Enseignants : "le courage de Ségolène Royal" par Gabriel Cohn-Bendit

Publié le par Rédacteur

Je n'ai pas attendu la vidéo pirate que des «gentils» camarades socialistes ont mise sur le Net pour écrire, au printemps de cette année, dans un Rebond ( Libération du 9 mai 2006) où je défendais déjà la candidature de Ségolène : «A propos du combat qui est le mien depuis quarante ans, celui de l'école, elle a dit que le rôle des enseignants n'était pas seulement d'instruire mais aussi d'éduquer et qu'il faudrait reposer la question du temps de présence des enseignants dans les établissements scolaires.»
 
Passons sur le procédé, il est curieux que ceux qui protestent contre les Conseils des ministres télévisés et qui s'indignent de ce qui s'est passé en Hongrie ­ où un «camarade» a filmé les déclarations du Premier ministre à son insu pour les rendre publiques ensuite ­ jouent ce petit tour à Ségolène. Mais moi, cela ne me choque pas, je suis favorable à ce que même des réunions de travail puissent être filmées. Ce serait assez drôle de savoir ce que Fabius ou DSK et leurs amis se disent quand ils sont entre eux, que ce soit sur Ségolène ou sur ce qu'ils pensent vraiment.
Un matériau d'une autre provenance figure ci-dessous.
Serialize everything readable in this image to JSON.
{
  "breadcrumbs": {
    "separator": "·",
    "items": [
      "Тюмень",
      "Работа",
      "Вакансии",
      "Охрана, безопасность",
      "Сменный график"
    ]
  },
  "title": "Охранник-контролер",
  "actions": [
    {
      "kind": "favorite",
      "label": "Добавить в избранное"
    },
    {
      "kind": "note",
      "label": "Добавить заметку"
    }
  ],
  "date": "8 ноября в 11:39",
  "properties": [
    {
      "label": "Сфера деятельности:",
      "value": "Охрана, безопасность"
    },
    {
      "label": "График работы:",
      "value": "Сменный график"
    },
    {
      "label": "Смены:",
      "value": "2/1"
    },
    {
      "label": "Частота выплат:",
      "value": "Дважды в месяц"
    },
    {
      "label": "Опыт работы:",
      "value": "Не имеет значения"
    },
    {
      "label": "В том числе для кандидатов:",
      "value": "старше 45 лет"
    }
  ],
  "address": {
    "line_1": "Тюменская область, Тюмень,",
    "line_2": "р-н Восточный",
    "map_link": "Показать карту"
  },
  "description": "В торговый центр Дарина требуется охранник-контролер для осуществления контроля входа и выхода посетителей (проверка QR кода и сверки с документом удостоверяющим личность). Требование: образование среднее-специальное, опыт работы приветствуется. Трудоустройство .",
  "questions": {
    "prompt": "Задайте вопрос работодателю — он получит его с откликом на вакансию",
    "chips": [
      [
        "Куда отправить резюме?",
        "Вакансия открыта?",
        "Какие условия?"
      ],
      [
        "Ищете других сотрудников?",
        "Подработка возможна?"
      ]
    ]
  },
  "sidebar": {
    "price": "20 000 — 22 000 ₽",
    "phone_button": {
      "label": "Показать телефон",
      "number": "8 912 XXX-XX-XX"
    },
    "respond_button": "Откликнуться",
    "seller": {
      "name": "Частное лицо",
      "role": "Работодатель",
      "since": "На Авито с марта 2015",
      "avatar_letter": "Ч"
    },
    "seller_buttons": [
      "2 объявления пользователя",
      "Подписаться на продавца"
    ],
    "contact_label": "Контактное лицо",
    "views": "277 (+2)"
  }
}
Il y a plus d'un an, le Parti socialiste, dont je n'étais pas encore membre, m'avait invité à un débat sur l'école. J'avais commencé mon intervention en disant : «En parodiant la formule entre boire ou conduire, il faut choisir, je dirais : entre poser les problèmes de l'école et garder l'électorat enseignant, il faut choisir. Ou le PS veut garder son électorat enseignant, et il ne posera pas les problèmes de l'école, ou il les pose et risque de perdre une partie de son électorat enseignant.» 
Sur le fond, je dirais donc : premièrement, que le temps de travail des enseignants du secondaire, collèges et lycées, est bien calculé sur la base de 36 heures. Les certifiés font 18 heures de cours qui sont évaluées à deux heures de travail en tenant compte des préparations et des corrections. Deuxièmement, qu'il y a longtemps que des pédagogues et certains syndicalistes, dont ceux du SGEN, proposent des changements en diminuant les heures de cours, les ramener de 18 à 15 par exemple, et d'augmenter par contre les heures de présence. On remplace une heure de cours par deux heures de présence, ce qui ferait 21 heures de présence dont 15 heures de cours.
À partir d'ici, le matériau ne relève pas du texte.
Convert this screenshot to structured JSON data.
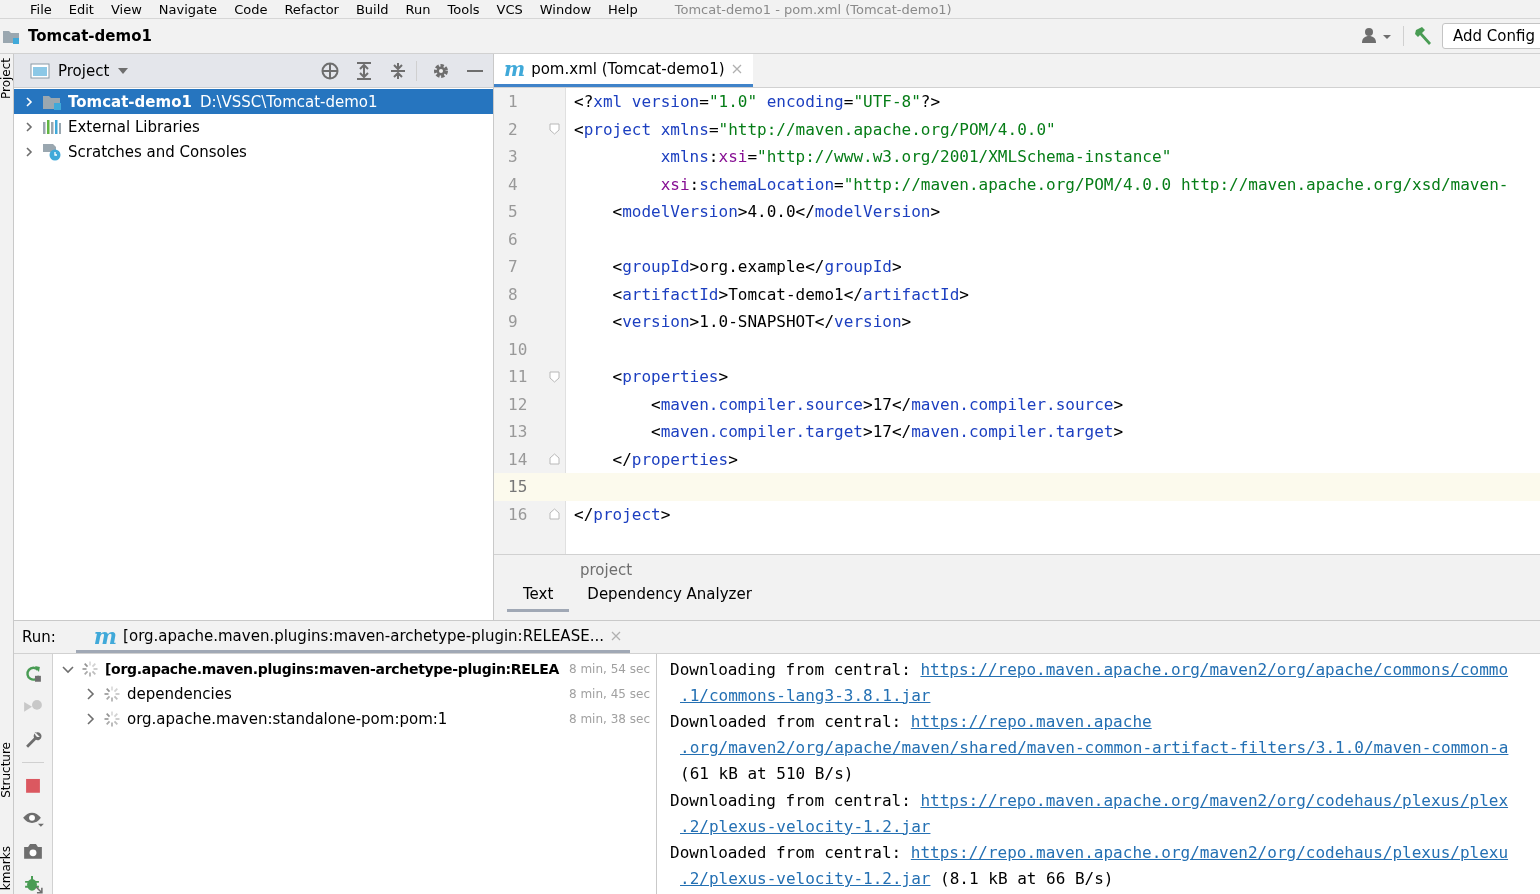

Le 27 février 1996, nous avons signé à plusieurs, Antoine Prost, Louis Legrand, Jean-Claude Guérin, Marie Danièle Pierrelée, entre autres, un Rebond, toujours dans Libération, intitulé «Des équipes pour travailler autrement», où nous disions déjà : «Le service des enseignants, traditionnellement compté en heures de cours, sera forcément à redéfinir ; on comprendra donc aisément qu'on ne peut faire partie d'équipes ayant de tels objectifs que sur la base du volontariat.» 
Oui, c'est bien sûr la base du volontariat et non en imposant à tous les enseignants des changements qu'ils n'acceptent pas qu'il faudra commencer. Faire la preuve qu'une présence plus importante peut réduire les tensions et donc rendre le travail des enseignants plus agréable donc moins fatigant et stressant. Rappelons qu'en Allemagne, les enseignants doivent 25 heures de cours et en Suède ils doivent 35 heures de présence dont 20 à 22 heures de cours et ce pays a, avec la Finlande, les taux de réussite les meilleurs.
Une fois de plus, Ségolène a le mérite de poser des questions de fond que ses concurrents socialistes, par pure démagogie, n'osent aborder. Avant un vote dans le PS, où le corps enseignant est important, elle fait, une fois de plus, preuve de son courage politique.